“And we have food!” Mrs. Thornbrew puffed a sweaty, frazzled hair out of her face and waved around a piece of dried meat. “Made it myself, I can vouch for the quality.”
“And sweets!” Mrs. Mallowmere appeared behind her, her curls decidedly less bouncy after an entire day locked inside a mausoleum full of dead ancestors and their statues.
The trolls sniffed the air, but still didn’t move.
Shouts erupted from beyond the trees.
More hissing, more poison gliding toward us.
That finally convinced them.
The leader grunted and bent down almost at the waist to pass through the doors.
The more trolls followed, the more the grumbles inside grew.
“Oh, sod off, Patrysha,” Mrs. Thornbrew snapped. “They were there fighting the Northerners while you were here gorging yourself on preserved winter berries. Don’t think I don’t see the sugar on your fingers!”
One by one, the trolls bent their bodies and slipped inside, Dax, Ryker, and I keeping guard behind them.
“Everyone else inside?” I asked, keeping my arrow cocked and my eyes alert. I knew I’d seen something in the mist.
“Everyone still alive,” Ryker said. “The windows are bolted. We have enough food and water hidden in the Memory Hall labyrinths to last us and the trolls an entire week. And plenty of places to hide.

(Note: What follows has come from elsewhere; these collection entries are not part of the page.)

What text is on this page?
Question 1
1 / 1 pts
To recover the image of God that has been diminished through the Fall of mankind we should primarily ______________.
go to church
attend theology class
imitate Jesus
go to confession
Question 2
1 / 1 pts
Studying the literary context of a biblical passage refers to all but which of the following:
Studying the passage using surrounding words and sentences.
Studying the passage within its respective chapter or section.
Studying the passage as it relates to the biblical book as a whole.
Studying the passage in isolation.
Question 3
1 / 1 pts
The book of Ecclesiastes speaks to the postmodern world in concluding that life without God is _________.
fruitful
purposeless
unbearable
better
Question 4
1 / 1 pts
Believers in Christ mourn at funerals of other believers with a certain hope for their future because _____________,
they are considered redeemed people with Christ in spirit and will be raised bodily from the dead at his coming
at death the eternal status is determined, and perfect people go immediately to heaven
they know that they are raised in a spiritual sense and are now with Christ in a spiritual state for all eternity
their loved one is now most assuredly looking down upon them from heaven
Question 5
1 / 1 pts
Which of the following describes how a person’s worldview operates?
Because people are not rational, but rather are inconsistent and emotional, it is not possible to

Just in case.”
In case us and every warrior would fall and the Northerners somehow breached the crypt.
“We can fight again once the poison clears and regain our force in the meantime,” Ryker went on. “They can’t have an endless supply of it and they can’t approach until it’s gone.”
“I can use my powers to dissipate the last of it once the time comes.” My thoughts echoed with his.
“Perfect. Then we’ll exit in a shield formation and–”
His words died as shadows emerged from the mist.
Walking through the poison as if they didn’t feel anything, even as the fog sizzled their dark robes.
My heart fell near my ankles.
Masks shone in the moonlight.
Dozens of those blasted masked figures marched toward us.
“What in Xamor’s name are those?” Dax breathed out.
“Something which should not exist,” I whispered.
The bow shook in my hands.
“Get them in!” Ryker shouted, terror reflecting between us. “Faster!”
He and Dax began to push the trolls toward the opening, not bothering with their grunts and snaps.
I drew my bow string and sent an arrow flying. It hit the first masked figure straight in the shoulder.
He turned to ash, just like his brethren had done back in the crater’s entrance.
Dozens more slunk from between the trees, as if the poison and darkness birthed more of them under our very eyes.
We thought we’d surprise the Northern Clans, but they had been ready to stun us.